Theaten and Kane offer no respite from this pattern. The Vero, refined noble of Castle D’Aten, feasts with ritual precision, his Evro a primal beast lurking in Varjoleto’s shadows. Their dual arc promises balance, yet delivers only fracture. Theaten’s elegance crumbles under Anne’s manipulations, his merger with Kane a punishment for daring to drain Allyra. Kane, silent hunter, gnaws on scraps in broom cupboards, his machete an extension of mute rage. No growth, no reconciliation; they remain locked in eternal opposition, Vero’s civility masking Evro’s savagery.
Even peripheral figures mock safety. Behmor, king of Irkalla, drowns bureaucracy in whisky, his merger with Tanis a reluctant bid for strength. Primus, the Darkness itself, rejects godhood for the petty joys of village idiocy. Harlon, the ghoul survivor, warns of love’s fatal cost, only to vanish into the void. Chives shuffles through decay, stapled ears flapping. No one arcs toward light; they spiral deeper into their own grotesque orbits.
Immortalis thrives on this subversion. Character arcs here are not ladders to climb, but nooses to tighten.

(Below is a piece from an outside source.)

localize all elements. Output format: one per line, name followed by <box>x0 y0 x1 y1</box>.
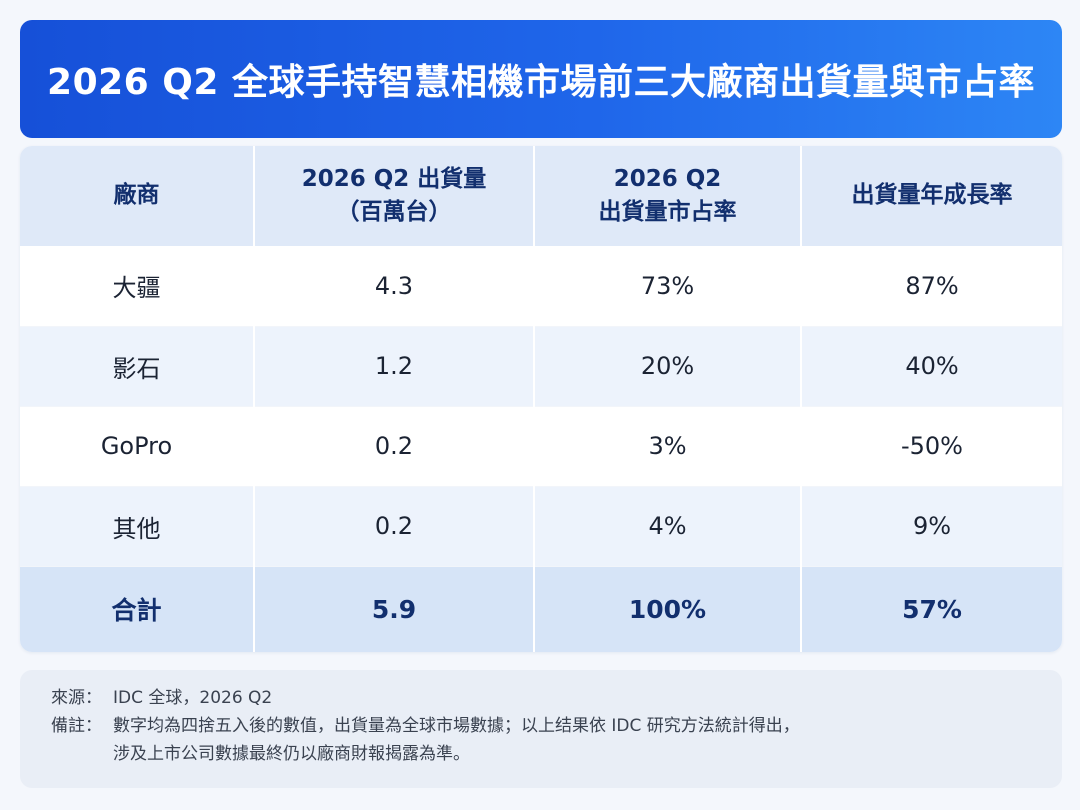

Nicolas invents horrors not from madness, but boredom; Allyra’s sovereignty curdles into servitude; dualities like Theaten/Kane fracture without repair. Safe arcs demand resolution, growth, justice. Immortalis offers only escalation, where love festers into possession, power devolves into paranoia, and triumph tastes of inhibitor-laced blood. Approach if you dare, but leave your expectations at the gate. In Morrigan Deep, no one emerges unchanged, and none escape unscathed.